Hindenburg hasn’t used the b-word but obviously the implication here is that Buch’s consulting firm which makes a good ₹2 crore ($250,000) in revenue just in India charges “consulting fees” that we spoke about earlier.
I wouldn’t think so though! I’d be more suspicious if this was, I don’t know, an artisanal potato farming business. Consulting fees screams bribes, potatoes would look more innocent.
Of course, the SEBI chairperson owning a consulting business on the side isn’t a good look. Also not allowed. Here’s an explanation from the Buches:
The two consulting companies set up by Madhabi during her stay in Singapore, one in India and one in Singapore, became immediately dormant on her appointment with SEBI. These companies (and her shareholding in them) were explicitly part of her disclosures to SEBI.
After Dhaval retired from Unilever in 2019, he started his own consultancy practice through these companies. Dhaval’s deep expertise in Supply Chain allowed him to work with prominent clients in the Indian industry. Thus, linking accruals in these companies to Madhabi’s current government salary is malicious.
When the shareholding of the Singapore entity moved to Dhaval, this was once again disclosed, not just to SEBI, but also to the Singapore authorities and the Indian tax authorities.
?? The consulting company went dormant and yet managed to earn more than ₹2 crore in revenue? Consultants usually have a tough time getting clients to pay up. The Buches’ clients pay them even if the company goes dormant. It would’ve been nice to see clearer disclosures from the chairperson of SEBI. One of her jobs is ensuring that everyone she regulates is constantly filing disclosures, after all.
Footnotes
[1] I’m as cynical as they come about these things, so I don’t believe it, but here’s what Hindenburg says about why it’s doing this:
With a rise in the killing or jailing of journalists in India, and a plummeting of press freedom scores in the country, we anticipated that the apparatus of Indian government may concoct a case to attempt to scare us or others out of the market, or worse.
We knew these risks before we started. Ultimately, that didn’t matter in the face of our resolve to publish in the public interest once the work met our evidentiary standards.

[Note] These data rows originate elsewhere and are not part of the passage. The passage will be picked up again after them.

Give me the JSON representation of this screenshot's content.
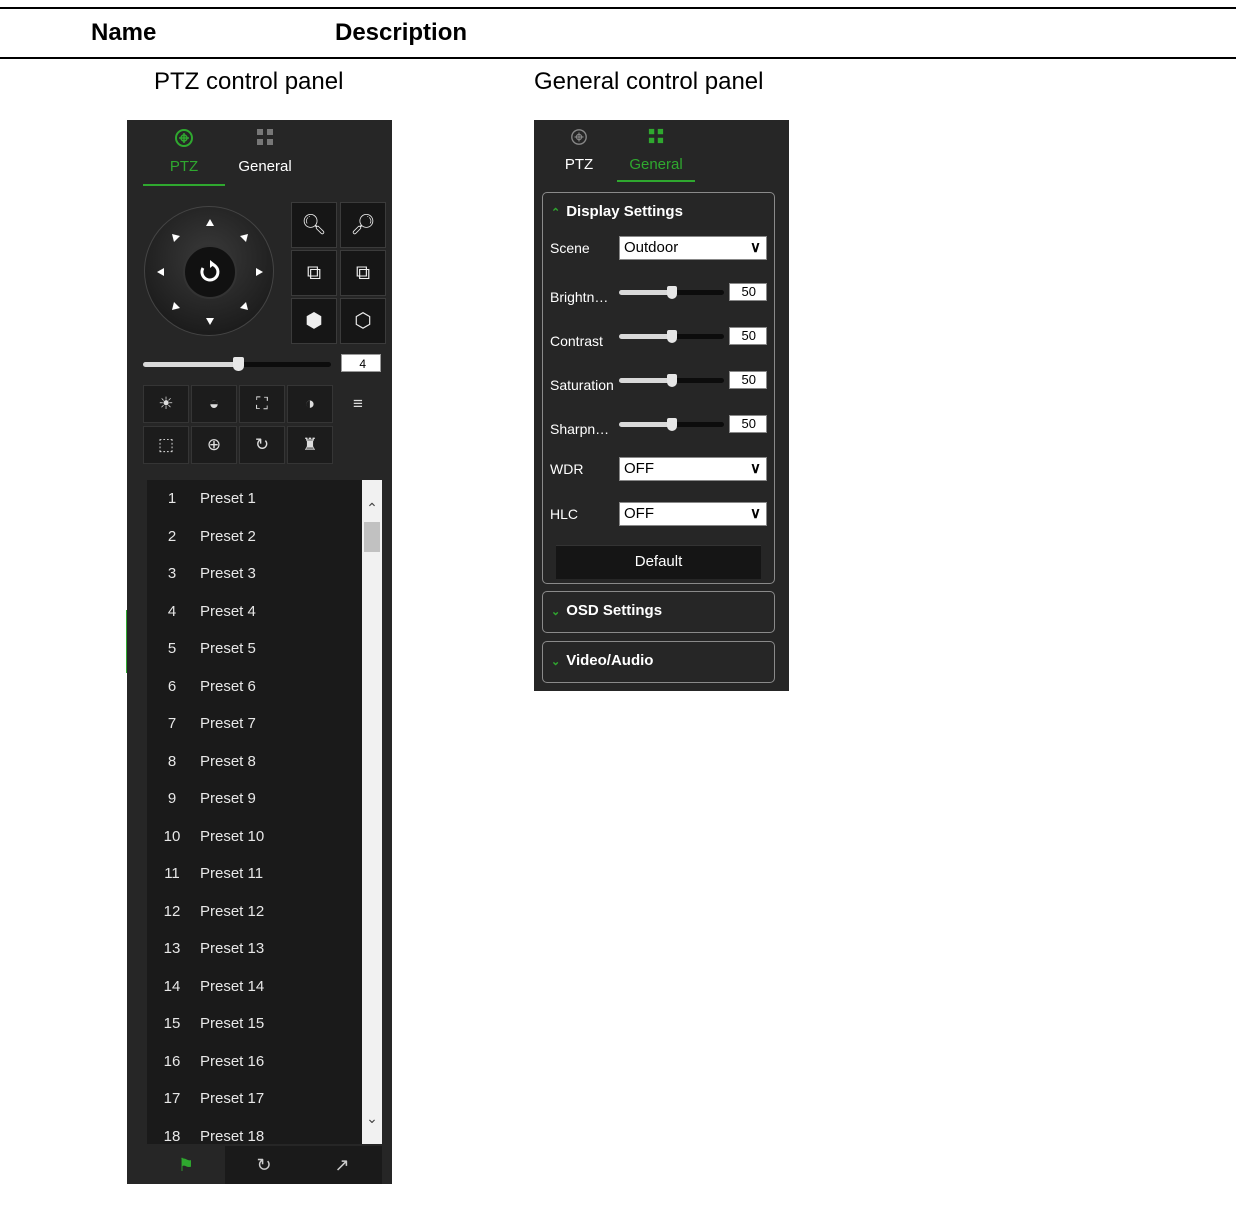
{
  "table": {
    "col_name": "Name",
    "col_description": "Description"
  },
  "captions": {
    "ptz": "PTZ control panel",
    "general": "General control panel"
  },
  "ptz_panel": {
    "tabs": [
      {
        "label": "PTZ",
        "icon": "ptz-crosshair-icon",
        "active": true
      },
      {
        "label": "General",
        "icon": "grid-icon",
        "active": false
      }
    ],
    "speed_value": "4",
    "presets": [
      {
        "num": "1",
        "name": "Preset 1"
      },
      {
        "num": "2",
        "name": "Preset 2"
      },
      {
        "num": "3",
        "name": "Preset 3"
      },
      {
        "num": "4",
        "name": "Preset 4"
      },
      {
        "num": "5",
        "name": "Preset 5"
      },
      {
        "num": "6",
        "name": "Preset 6"
      },
      {
        "num": "7",
        "name": "Preset 7"
      },
      {
        "num": "8",
        "name": "Preset 8"
      },
      {
        "num": "9",
        "name": "Preset 9"
      },
      {
        "num": "10",
        "name": "Preset 10"
      },
      {
        "num": "11",
        "name": "Preset 11"
      },
      {
        "num": "12",
        "name": "Preset 12"
      },
      {
        "num": "13",
        "name": "Preset 13"
      },
      {
        "num": "14",
        "name": "Preset 14"
      },
      {
        "num": "15",
        "name": "Preset 15"
      },
      {
        "num": "16",
        "name": "Preset 16"
      },
      {
        "num": "17",
        "name": "Preset 17"
      },
      {
        "num": "18",
        "name": "Preset 18"
      }
    ]
  },
  "general_panel": {
    "tabs": [
      {
        "label": "PTZ",
        "icon": "ptz-crosshair-icon",
        "active": false
      },
      {
        "label": "General",
        "icon": "grid-icon",
        "active": true
      }
    ],
    "display_settings": {
      "title": "Display Settings",
      "scene_label": "Scene",
      "scene_value": "Outdoor",
      "sliders": [
        {
          "label": "Brightn…",
          "value": "50",
          "level": 50
        },
        {
          "label": "Contrast",
          "value": "50",
          "level": 50
        },
        {
          "label": "Saturation",
          "value": "50",
          "level": 50
        },
        {
          "label": "Sharpn…",
          "value": "50",
          "level": 50
        }
      ],
      "wdr_label": "WDR",
      "wdr_value": "OFF",
      "hlc_label": "HLC",
      "hlc_value": "OFF",
      "default_button": "Default"
    },
    "osd_settings": {
      "title": "OSD Settings"
    },
    "video_audio": {
      "title": "Video/Audio"
    }
  },
  "colors": {
    "panel_bg": "#262626",
    "accent_green": "#2fa82f"
  }
}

There was never a point where the Adani thesis was financially justifiable for us. It was even less justifiable from a personal risk and safety perspective.
But, to date, our research on Adani is by far the work we are most proud of.
[2] Politicians can of course just own businesses and show whatever income they like for them. Bureaucrats typically can’t have a second income.
[3] Ironically, SEBI felt that Hindenburg—a short-selling firm which published a short report saying that it would be short Adani—did not make clear disclosures in its short report on Adani.